As I scrolled through the looong list, I wished Google Reader had some kind of search/sort feature for helping me make sense of the jumbled mess. But after looking up James Governor's old post on declarative living, it seems clutter is what I get for being a negligent tag gardener.

When people who don't blog ask me what I've gotten out of blogging, my usual answer is, better perspective on everything I've blogged about. It's a form of thinking out loud that encourages more thoroughness and coherence than thinking about an idea in passing.

Taking my argument to its logical conclusion, wouldn't it make sense to attach tags/comments to the feed items I want to keep track of instead of absent-mindedly moving everything to one giant "read later" folder? If I can't easily explain why I'm saving an article now, I most likely won't have reasons to come back to it. Besides, I'd have better luck searching for it on Google than combing through a growing haystack of unrelated items. Hmm... could that be why so many people  use the del.icio.us blog thingy?

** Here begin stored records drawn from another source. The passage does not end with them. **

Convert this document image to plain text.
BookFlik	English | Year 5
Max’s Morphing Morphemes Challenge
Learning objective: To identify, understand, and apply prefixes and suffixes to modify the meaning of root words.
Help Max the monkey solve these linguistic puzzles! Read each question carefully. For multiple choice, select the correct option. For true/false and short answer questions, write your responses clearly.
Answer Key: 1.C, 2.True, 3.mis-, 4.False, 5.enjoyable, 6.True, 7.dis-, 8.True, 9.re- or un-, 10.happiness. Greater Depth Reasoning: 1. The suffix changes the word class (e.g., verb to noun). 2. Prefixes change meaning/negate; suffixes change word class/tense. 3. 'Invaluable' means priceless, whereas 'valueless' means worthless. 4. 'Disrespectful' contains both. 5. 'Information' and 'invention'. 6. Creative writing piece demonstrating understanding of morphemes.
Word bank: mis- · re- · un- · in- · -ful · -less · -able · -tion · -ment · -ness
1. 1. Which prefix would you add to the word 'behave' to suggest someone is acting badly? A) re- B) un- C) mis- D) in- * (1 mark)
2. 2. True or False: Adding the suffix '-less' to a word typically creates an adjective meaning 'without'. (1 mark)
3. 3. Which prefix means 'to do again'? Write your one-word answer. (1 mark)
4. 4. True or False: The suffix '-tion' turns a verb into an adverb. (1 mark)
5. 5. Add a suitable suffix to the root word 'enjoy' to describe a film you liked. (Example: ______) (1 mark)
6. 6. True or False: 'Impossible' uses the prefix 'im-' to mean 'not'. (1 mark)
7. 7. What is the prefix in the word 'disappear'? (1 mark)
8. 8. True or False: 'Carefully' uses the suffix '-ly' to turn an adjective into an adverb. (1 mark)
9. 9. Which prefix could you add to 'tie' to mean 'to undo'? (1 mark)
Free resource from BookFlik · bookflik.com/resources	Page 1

I guess I hadn't set one up until yesterday because of the distinction Jon Udell describes between personal information management and blog-level editorial sensibility. He bookmarks some items under obscure tags for his own reference, and posts other links because he wants to draw attention to them. As he puts it, the friction involved in this kind of either/or decision makes him less likely to bookmark publicly or privately.

But maybe the solution is to live declaratively and not worry about the distinction? For instance, I always look forward to seeing Steve Rubel's daily links, but I usually click on only a few of the items he's bookmarked. More importantly, the links that interest me most might or might not coincide with what he feels are highest priority.

It doesn't matter, though, because tagging isn't about filtering information for the benefit of a specific and monolithic audience. Instead, it expands opportunities for people who may be 99% unlike you to leverage your research on the 1% common ground you share. And that's pretty cool. So my belated New Year's resolution is to be a better tag gardener. Thanks, James!